I have a query regarding a recursive function. This is my program.

#include <stdio.h>

int fun(int);

int main(void)
{
    int x;
    int k=3;
    x = fun(k);
    printf("%d\n",x);
    return 0;
}

int fun(int a)
{
    int f;
    if(a == 1) return (1);
    f = 2 + fun(a-1);
    return (f);
}

where I have a value K=3 in STEP-6. In STEP-7 the function fun(k) pass the value of K to the called function in STEP-11 int fun(int a). In called function fun(int a) recursion occurred 2 times that is (3,2) making the value of a=1. Which is later in STEP-14, the value of f becomes 3, because f = 2 + (fun(1)=1).
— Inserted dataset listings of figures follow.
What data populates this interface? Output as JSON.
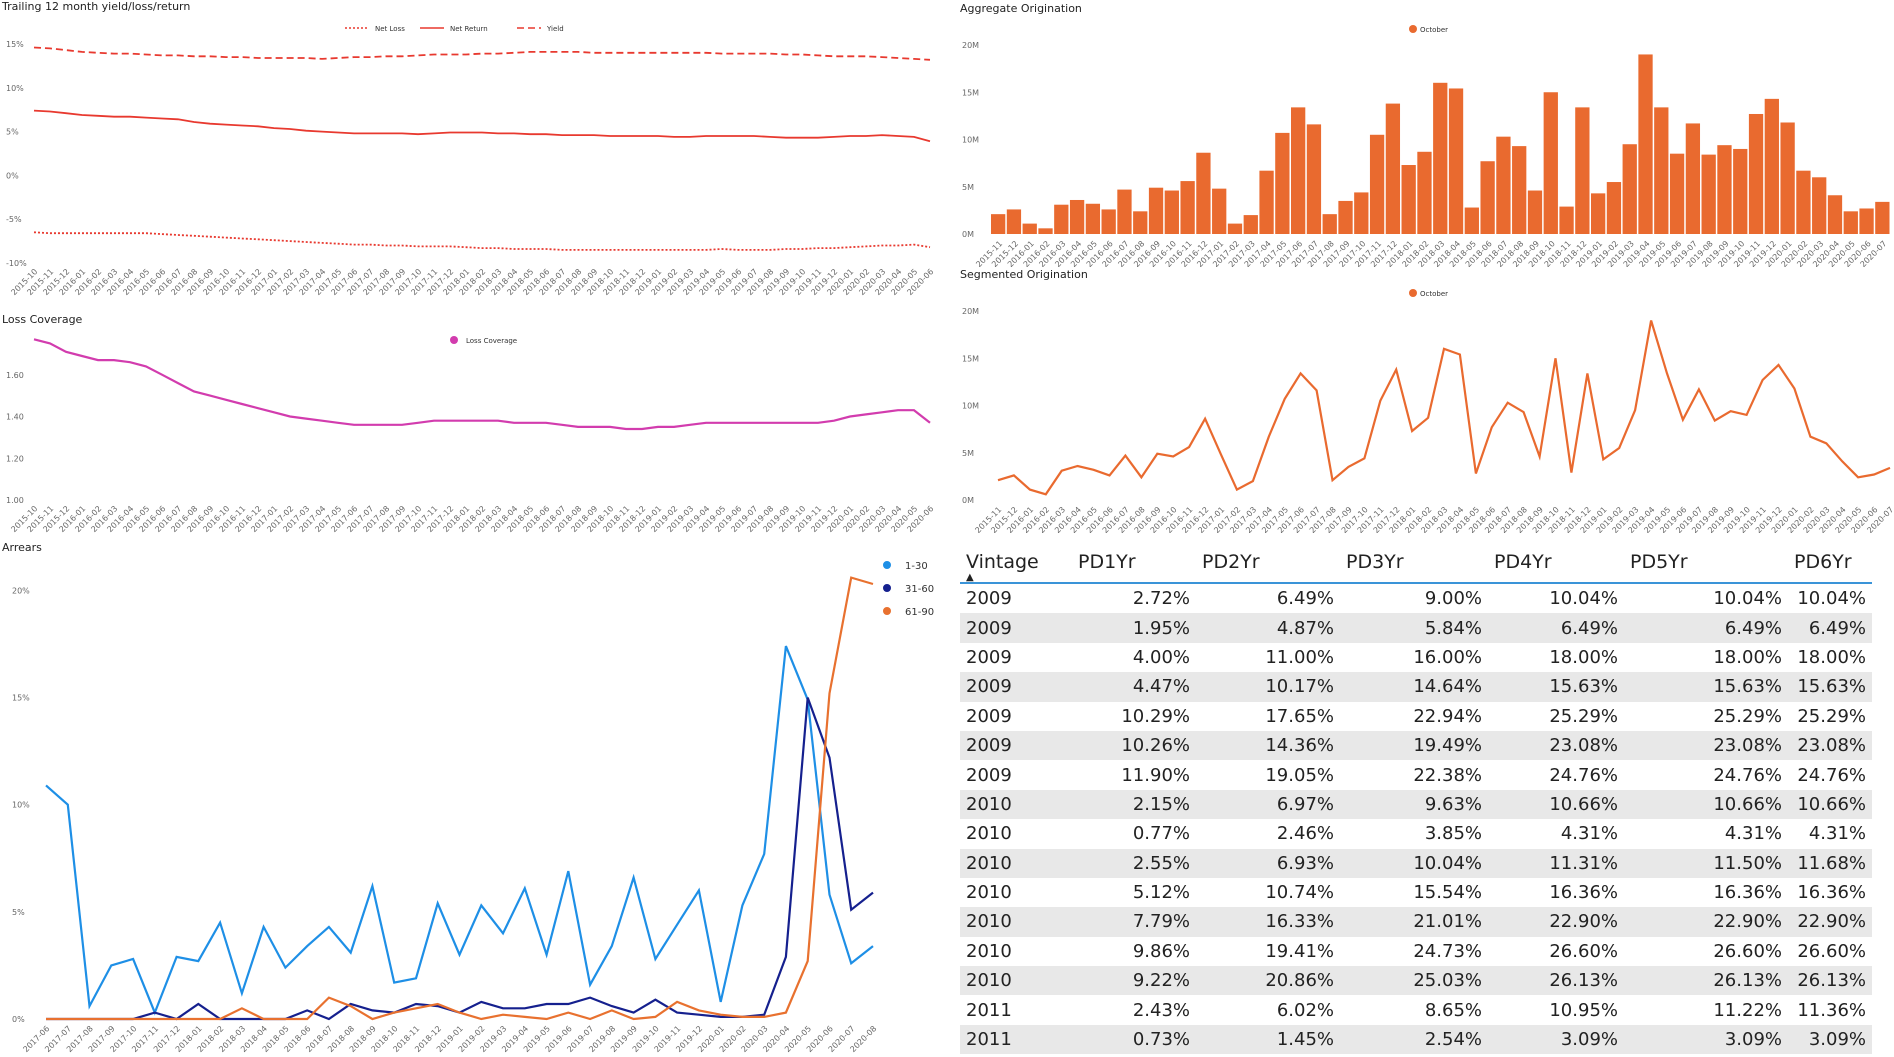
{
  "colors": {
    "red": "#e8392f",
    "orange": "#e96a2f",
    "magenta": "#d23cae",
    "light_blue": "#1e8fe6",
    "navy": "#15208e",
    "orange2": "#e8712f",
    "table_header_line": "#3a94d8"
  },
  "trailing": {
    "title": "Trailing 12 month yield/loss/return",
    "legend": [
      "Net Loss",
      "Net Return",
      "Yield"
    ],
    "chart_data": {
      "type": "line",
      "x": [
        "2015-10",
        "2015-11",
        "2015-12",
        "2016-01",
        "2016-02",
        "2016-03",
        "2016-04",
        "2016-05",
        "2016-06",
        "2016-07",
        "2016-08",
        "2016-09",
        "2016-10",
        "2016-11",
        "2016-12",
        "2017-01",
        "2017-02",
        "2017-03",
        "2017-04",
        "2017-05",
        "2017-06",
        "2017-07",
        "2017-08",
        "2017-09",
        "2017-10",
        "2017-11",
        "2017-12",
        "2018-01",
        "2018-02",
        "2018-03",
        "2018-04",
        "2018-05",
        "2018-06",
        "2018-07",
        "2018-08",
        "2018-09",
        "2018-10",
        "2018-11",
        "2018-12",
        "2019-01",
        "2019-02",
        "2019-03",
        "2019-04",
        "2019-05",
        "2019-06",
        "2019-07",
        "2019-08",
        "2019-09",
        "2019-10",
        "2019-11",
        "2019-12",
        "2020-01",
        "2020-02",
        "2020-03",
        "2020-04",
        "2020-05",
        "2020-06"
      ],
      "series": [
        {
          "name": "Yield",
          "values": [
            14.6,
            14.5,
            14.3,
            14.1,
            14.0,
            13.9,
            13.9,
            13.8,
            13.7,
            13.7,
            13.6,
            13.6,
            13.5,
            13.5,
            13.4,
            13.4,
            13.4,
            13.4,
            13.3,
            13.4,
            13.5,
            13.5,
            13.6,
            13.6,
            13.7,
            13.8,
            13.8,
            13.8,
            13.9,
            13.9,
            14.0,
            14.1,
            14.1,
            14.1,
            14.1,
            14.0,
            14.0,
            14.0,
            14.0,
            14.0,
            14.0,
            14.0,
            14.0,
            13.9,
            13.9,
            13.9,
            13.9,
            13.8,
            13.8,
            13.7,
            13.6,
            13.6,
            13.6,
            13.5,
            13.4,
            13.3,
            13.2
          ]
        },
        {
          "name": "Net Return",
          "values": [
            7.4,
            7.3,
            7.1,
            6.9,
            6.8,
            6.7,
            6.7,
            6.6,
            6.5,
            6.4,
            6.1,
            5.9,
            5.8,
            5.7,
            5.6,
            5.4,
            5.3,
            5.1,
            5.0,
            4.9,
            4.8,
            4.8,
            4.8,
            4.8,
            4.7,
            4.8,
            4.9,
            4.9,
            4.9,
            4.8,
            4.8,
            4.7,
            4.7,
            4.6,
            4.6,
            4.6,
            4.5,
            4.5,
            4.5,
            4.5,
            4.4,
            4.4,
            4.5,
            4.5,
            4.5,
            4.5,
            4.4,
            4.3,
            4.3,
            4.3,
            4.4,
            4.5,
            4.5,
            4.6,
            4.5,
            4.4,
            3.9
          ]
        },
        {
          "name": "Net Loss",
          "values": [
            -6.5,
            -6.6,
            -6.6,
            -6.6,
            -6.6,
            -6.6,
            -6.6,
            -6.6,
            -6.7,
            -6.8,
            -6.9,
            -7.0,
            -7.1,
            -7.2,
            -7.3,
            -7.4,
            -7.5,
            -7.6,
            -7.7,
            -7.8,
            -7.9,
            -7.9,
            -8.0,
            -8.0,
            -8.1,
            -8.1,
            -8.1,
            -8.2,
            -8.3,
            -8.3,
            -8.4,
            -8.4,
            -8.4,
            -8.5,
            -8.5,
            -8.5,
            -8.5,
            -8.5,
            -8.5,
            -8.5,
            -8.5,
            -8.5,
            -8.5,
            -8.4,
            -8.5,
            -8.5,
            -8.5,
            -8.4,
            -8.4,
            -8.3,
            -8.3,
            -8.2,
            -8.1,
            -8.0,
            -8.0,
            -7.9,
            -8.2
          ]
        }
      ],
      "ylim": [
        -10,
        15
      ],
      "yticks": [
        "15%",
        "10%",
        "5%",
        "0%",
        "-5%",
        "-10%"
      ]
    }
  },
  "loss_coverage": {
    "title": "Loss Coverage",
    "legend": [
      "Loss Coverage"
    ],
    "chart_data": {
      "type": "line",
      "x": [
        "2015-10",
        "2015-11",
        "2015-12",
        "2016-01",
        "2016-02",
        "2016-03",
        "2016-04",
        "2016-05",
        "2016-06",
        "2016-07",
        "2016-08",
        "2016-09",
        "2016-10",
        "2016-11",
        "2016-12",
        "2017-01",
        "2017-02",
        "2017-03",
        "2017-04",
        "2017-05",
        "2017-06",
        "2017-07",
        "2017-08",
        "2017-09",
        "2017-10",
        "2017-11",
        "2017-12",
        "2018-01",
        "2018-02",
        "2018-03",
        "2018-04",
        "2018-05",
        "2018-06",
        "2018-07",
        "2018-08",
        "2018-09",
        "2018-10",
        "2018-11",
        "2018-12",
        "2019-01",
        "2019-02",
        "2019-03",
        "2019-04",
        "2019-05",
        "2019-06",
        "2019-07",
        "2019-08",
        "2019-09",
        "2019-10",
        "2019-11",
        "2019-12",
        "2020-01",
        "2020-02",
        "2020-03",
        "2020-04",
        "2020-05",
        "2020-06"
      ],
      "series": [
        {
          "name": "Loss Coverage",
          "values": [
            1.77,
            1.75,
            1.71,
            1.69,
            1.67,
            1.67,
            1.66,
            1.64,
            1.6,
            1.56,
            1.52,
            1.5,
            1.48,
            1.46,
            1.44,
            1.42,
            1.4,
            1.39,
            1.38,
            1.37,
            1.36,
            1.36,
            1.36,
            1.36,
            1.37,
            1.38,
            1.38,
            1.38,
            1.38,
            1.38,
            1.37,
            1.37,
            1.37,
            1.36,
            1.35,
            1.35,
            1.35,
            1.34,
            1.34,
            1.35,
            1.35,
            1.36,
            1.37,
            1.37,
            1.37,
            1.37,
            1.37,
            1.37,
            1.37,
            1.37,
            1.38,
            1.4,
            1.41,
            1.42,
            1.43,
            1.43,
            1.37
          ]
        }
      ],
      "ylim": [
        1.0,
        1.8
      ],
      "yticks": [
        "1.60",
        "1.40",
        "1.20",
        "1.00"
      ]
    }
  },
  "arrears": {
    "title": "Arrears",
    "legend": [
      "1-30",
      "31-60",
      "61-90"
    ],
    "chart_data": {
      "type": "line",
      "x": [
        "2017-06",
        "2017-07",
        "2017-08",
        "2017-09",
        "2017-10",
        "2017-11",
        "2017-12",
        "2018-01",
        "2018-02",
        "2018-03",
        "2018-04",
        "2018-05",
        "2018-06",
        "2018-07",
        "2018-08",
        "2018-09",
        "2018-10",
        "2018-11",
        "2018-12",
        "2019-01",
        "2019-02",
        "2019-03",
        "2019-04",
        "2019-05",
        "2019-06",
        "2019-07",
        "2019-08",
        "2019-09",
        "2019-10",
        "2019-11",
        "2019-12",
        "2020-01",
        "2020-02",
        "2020-03",
        "2020-04",
        "2020-05",
        "2020-06",
        "2020-07",
        "2020-08"
      ],
      "series": [
        {
          "name": "1-30",
          "values": [
            10.9,
            10.0,
            0.6,
            2.5,
            2.8,
            0.3,
            2.9,
            2.7,
            4.5,
            1.2,
            4.3,
            2.4,
            3.4,
            4.3,
            3.1,
            6.2,
            1.7,
            1.9,
            5.4,
            3.0,
            5.3,
            4.0,
            6.1,
            3.0,
            6.9,
            1.6,
            3.4,
            6.6,
            2.8,
            4.4,
            6.0,
            0.8,
            5.3,
            7.7,
            17.4,
            14.9,
            5.8,
            2.6,
            3.4
          ]
        },
        {
          "name": "31-60",
          "values": [
            0.0,
            0.0,
            0.0,
            0.0,
            0.0,
            0.3,
            0.0,
            0.7,
            0.0,
            0.0,
            0.0,
            0.0,
            0.4,
            0.0,
            0.7,
            0.4,
            0.3,
            0.7,
            0.6,
            0.3,
            0.8,
            0.5,
            0.5,
            0.7,
            0.7,
            1.0,
            0.6,
            0.3,
            0.9,
            0.3,
            0.2,
            0.1,
            0.1,
            0.2,
            2.9,
            15.0,
            12.2,
            5.1,
            5.9
          ]
        },
        {
          "name": "61-90",
          "values": [
            0.0,
            0.0,
            0.0,
            0.0,
            0.0,
            0.0,
            0.0,
            0.0,
            0.0,
            0.5,
            0.0,
            0.0,
            0.0,
            1.0,
            0.6,
            0.0,
            0.3,
            0.5,
            0.7,
            0.3,
            0.0,
            0.2,
            0.1,
            0.0,
            0.3,
            0.0,
            0.4,
            0.0,
            0.1,
            0.8,
            0.4,
            0.2,
            0.1,
            0.1,
            0.3,
            2.7,
            15.2,
            20.6,
            20.3
          ]
        }
      ],
      "ylim": [
        0,
        21
      ],
      "yticks": [
        "20%",
        "15%",
        "10%",
        "5%",
        "0%"
      ]
    }
  },
  "aggregate": {
    "title": "Aggregate Origination",
    "legend": [
      "October"
    ],
    "chart_data": {
      "type": "bar",
      "categories": [
        "2015-11",
        "2015-12",
        "2016-01",
        "2016-02",
        "2016-03",
        "2016-04",
        "2016-05",
        "2016-06",
        "2016-07",
        "2016-08",
        "2016-09",
        "2016-10",
        "2016-11",
        "2016-12",
        "2017-01",
        "2017-02",
        "2017-03",
        "2017-04",
        "2017-05",
        "2017-06",
        "2017-07",
        "2017-08",
        "2017-09",
        "2017-10",
        "2017-11",
        "2017-12",
        "2018-01",
        "2018-02",
        "2018-03",
        "2018-04",
        "2018-05",
        "2018-06",
        "2018-07",
        "2018-08",
        "2018-09",
        "2018-10",
        "2018-11",
        "2018-12",
        "2019-01",
        "2019-02",
        "2019-03",
        "2019-04",
        "2019-05",
        "2019-06",
        "2019-07",
        "2019-08",
        "2019-09",
        "2019-10",
        "2019-11",
        "2019-12",
        "2020-01",
        "2020-02",
        "2020-03",
        "2020-04",
        "2020-05",
        "2020-06",
        "2020-07"
      ],
      "values": [
        2.1,
        2.6,
        1.1,
        0.6,
        3.1,
        3.6,
        3.2,
        2.6,
        4.7,
        2.4,
        4.9,
        4.6,
        5.6,
        8.6,
        4.8,
        1.1,
        2.0,
        6.7,
        10.7,
        13.4,
        11.6,
        2.1,
        3.5,
        4.4,
        10.5,
        13.8,
        7.3,
        8.7,
        16.0,
        15.4,
        2.8,
        7.7,
        10.3,
        9.3,
        4.6,
        15.0,
        2.9,
        13.4,
        4.3,
        5.5,
        9.5,
        19.0,
        13.4,
        8.5,
        11.7,
        8.4,
        9.4,
        9.0,
        12.7,
        14.3,
        11.8,
        6.7,
        6.0,
        4.1,
        2.4,
        2.7,
        3.4
      ],
      "ylim": [
        0,
        20
      ],
      "yticks": [
        "20M",
        "15M",
        "10M",
        "5M",
        "0M"
      ]
    }
  },
  "segmented": {
    "title": "Segmented Origination",
    "legend": [
      "October"
    ],
    "chart_data": {
      "type": "line",
      "x": [
        "2015-11",
        "2015-12",
        "2016-01",
        "2016-02",
        "2016-03",
        "2016-04",
        "2016-05",
        "2016-06",
        "2016-07",
        "2016-08",
        "2016-09",
        "2016-10",
        "2016-11",
        "2016-12",
        "2017-01",
        "2017-02",
        "2017-03",
        "2017-04",
        "2017-05",
        "2017-06",
        "2017-07",
        "2017-08",
        "2017-09",
        "2017-10",
        "2017-11",
        "2017-12",
        "2018-01",
        "2018-02",
        "2018-03",
        "2018-04",
        "2018-05",
        "2018-06",
        "2018-07",
        "2018-08",
        "2018-09",
        "2018-10",
        "2018-11",
        "2018-12",
        "2019-01",
        "2019-02",
        "2019-03",
        "2019-04",
        "2019-05",
        "2019-06",
        "2019-07",
        "2019-08",
        "2019-09",
        "2019-10",
        "2019-11",
        "2019-12",
        "2020-01",
        "2020-02",
        "2020-03",
        "2020-04",
        "2020-05",
        "2020-06",
        "2020-07"
      ],
      "series": [
        {
          "name": "October",
          "values": [
            2.1,
            2.6,
            1.1,
            0.6,
            3.1,
            3.6,
            3.2,
            2.6,
            4.7,
            2.4,
            4.9,
            4.6,
            5.6,
            8.6,
            4.8,
            1.1,
            2.0,
            6.7,
            10.7,
            13.4,
            11.6,
            2.1,
            3.5,
            4.4,
            10.5,
            13.8,
            7.3,
            8.7,
            16.0,
            15.4,
            2.8,
            7.7,
            10.3,
            9.3,
            4.6,
            15.0,
            2.9,
            13.4,
            4.3,
            5.5,
            9.5,
            19.0,
            13.4,
            8.5,
            11.7,
            8.4,
            9.4,
            9.0,
            12.7,
            14.3,
            11.8,
            6.7,
            6.0,
            4.1,
            2.4,
            2.7,
            3.4
          ]
        }
      ],
      "ylim": [
        0,
        20
      ],
      "yticks": [
        "20M",
        "15M",
        "10M",
        "5M",
        "0M"
      ]
    }
  },
  "vintage_table": {
    "headers": [
      "Vintage",
      "PD1Yr",
      "PD2Yr",
      "PD3Yr",
      "PD4Yr",
      "PD5Yr",
      "PD6Yr"
    ],
    "rows": [
      [
        "2009",
        "2.72%",
        "6.49%",
        "9.00%",
        "10.04%",
        "10.04%",
        "10.04%"
      ],
      [
        "2009",
        "1.95%",
        "4.87%",
        "5.84%",
        "6.49%",
        "6.49%",
        "6.49%"
      ],
      [
        "2009",
        "4.00%",
        "11.00%",
        "16.00%",
        "18.00%",
        "18.00%",
        "18.00%"
      ],
      [
        "2009",
        "4.47%",
        "10.17%",
        "14.64%",
        "15.63%",
        "15.63%",
        "15.63%"
      ],
      [
        "2009",
        "10.29%",
        "17.65%",
        "22.94%",
        "25.29%",
        "25.29%",
        "25.29%"
      ],
      [
        "2009",
        "10.26%",
        "14.36%",
        "19.49%",
        "23.08%",
        "23.08%",
        "23.08%"
      ],
      [
        "2009",
        "11.90%",
        "19.05%",
        "22.38%",
        "24.76%",
        "24.76%",
        "24.76%"
      ],
      [
        "2010",
        "2.15%",
        "6.97%",
        "9.63%",
        "10.66%",
        "10.66%",
        "10.66%"
      ],
      [
        "2010",
        "0.77%",
        "2.46%",
        "3.85%",
        "4.31%",
        "4.31%",
        "4.31%"
      ],
      [
        "2010",
        "2.55%",
        "6.93%",
        "10.04%",
        "11.31%",
        "11.50%",
        "11.68%"
      ],
      [
        "2010",
        "5.12%",
        "10.74%",
        "15.54%",
        "16.36%",
        "16.36%",
        "16.36%"
      ],
      [
        "2010",
        "7.79%",
        "16.33%",
        "21.01%",
        "22.90%",
        "22.90%",
        "22.90%"
      ],
      [
        "2010",
        "9.86%",
        "19.41%",
        "24.73%",
        "26.60%",
        "26.60%",
        "26.60%"
      ],
      [
        "2010",
        "9.22%",
        "20.86%",
        "25.03%",
        "26.13%",
        "26.13%",
        "26.13%"
      ],
      [
        "2011",
        "2.43%",
        "6.02%",
        "8.65%",
        "10.95%",
        "11.22%",
        "11.36%"
      ],
      [
        "2011",
        "0.73%",
        "1.45%",
        "2.54%",
        "3.09%",
        "3.09%",
        "3.09%"
      ]
    ]
  }
}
In STEP-16 it get return to called function i.e fun(int a)=3. Which is supposed to print the value of x is 3, unlikely it is not. It is x =5

Answer 1

Let's check the calling sequence of fun(), shall we?

With an argument value of 3, starting from main()

• x = fun(3)
  • f = 2 + fun(2);
    • f = 2 + fun(1);

Now, let's check the return values, just in the reverse order.
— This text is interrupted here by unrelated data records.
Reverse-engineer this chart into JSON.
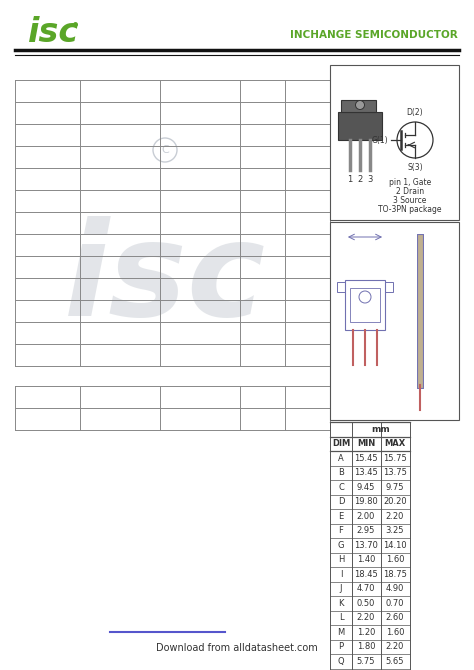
{
  "brand": "isc",
  "brand_color": "#5aa628",
  "subtitle": "INCHANGE SEMICONDUCTOR",
  "subtitle_color": "#5aa628",
  "bg_color": "#ffffff",
  "watermark_color": "#c8cdd4",
  "dim_rows": [
    [
      "A",
      "15.45",
      "15.75"
    ],
    [
      "B",
      "13.45",
      "13.75"
    ],
    [
      "C",
      "9.45",
      "9.75"
    ],
    [
      "D",
      "19.80",
      "20.20"
    ],
    [
      "E",
      "2.00",
      "2.20"
    ],
    [
      "F",
      "2.95",
      "3.25"
    ],
    [
      "G",
      "13.70",
      "14.10"
    ],
    [
      "H",
      "1.40",
      "1.60"
    ],
    [
      "I",
      "18.45",
      "18.75"
    ],
    [
      "J",
      "4.70",
      "4.90"
    ],
    [
      "K",
      "0.50",
      "0.70"
    ],
    [
      "L",
      "2.20",
      "2.60"
    ],
    [
      "M",
      "1.20",
      "1.60"
    ],
    [
      "P",
      "1.80",
      "2.20"
    ],
    [
      "Q",
      "5.75",
      "5.65"
    ]
  ],
  "footer_text": "Download from alldatasheet.com",
  "footer_line_color": "#5555cc",
  "pin_labels": [
    "pin 1, Gate",
    "2 Drain",
    "3 Source",
    "TO-3PN package"
  ]
}
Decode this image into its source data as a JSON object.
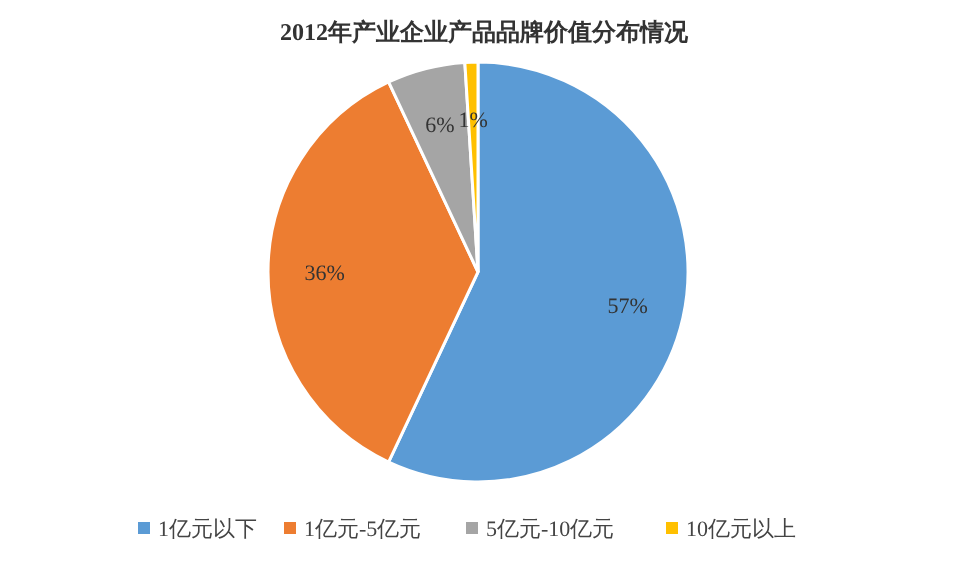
{
  "chart_data": {
    "type": "pie",
    "title": "2012年产业企业产品品牌价值分布情况",
    "categories": [
      "1亿元以下",
      "1亿元-5亿元",
      "5亿元-10亿元",
      "10亿元以上"
    ],
    "values": [
      57,
      36,
      6,
      1
    ],
    "colors": [
      "#5b9bd5",
      "#ed7d31",
      "#a5a5a5",
      "#ffc000"
    ],
    "value_labels": [
      "57%",
      "36%",
      "6%",
      "1%"
    ],
    "legend": "bottom"
  }
}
1. The last call, fun(1) returns 1,
2. So the second call, fun(2), returns 2 + 1 or 3,
3. The last call, fun(3) returns 2 + 3 or 5

and that is the call made from main(). So, in main(), x gets a value of 5.

Answer 2

The evalution of fun(3) looks like this:

fun(3)
2 + fun(3-1)
2 + fun(2)
2 + 2 + fun(2-1)
2 + 2 + fun(1)
2 + 2 + 1
5

From your description, I think you have some misconceptions about scopes in C (and recursion in general). The fact that f is assigned the value 3 inside fun(2) does not mean that the value of f in the scope of fun(3) changes - they are entirely separate variables.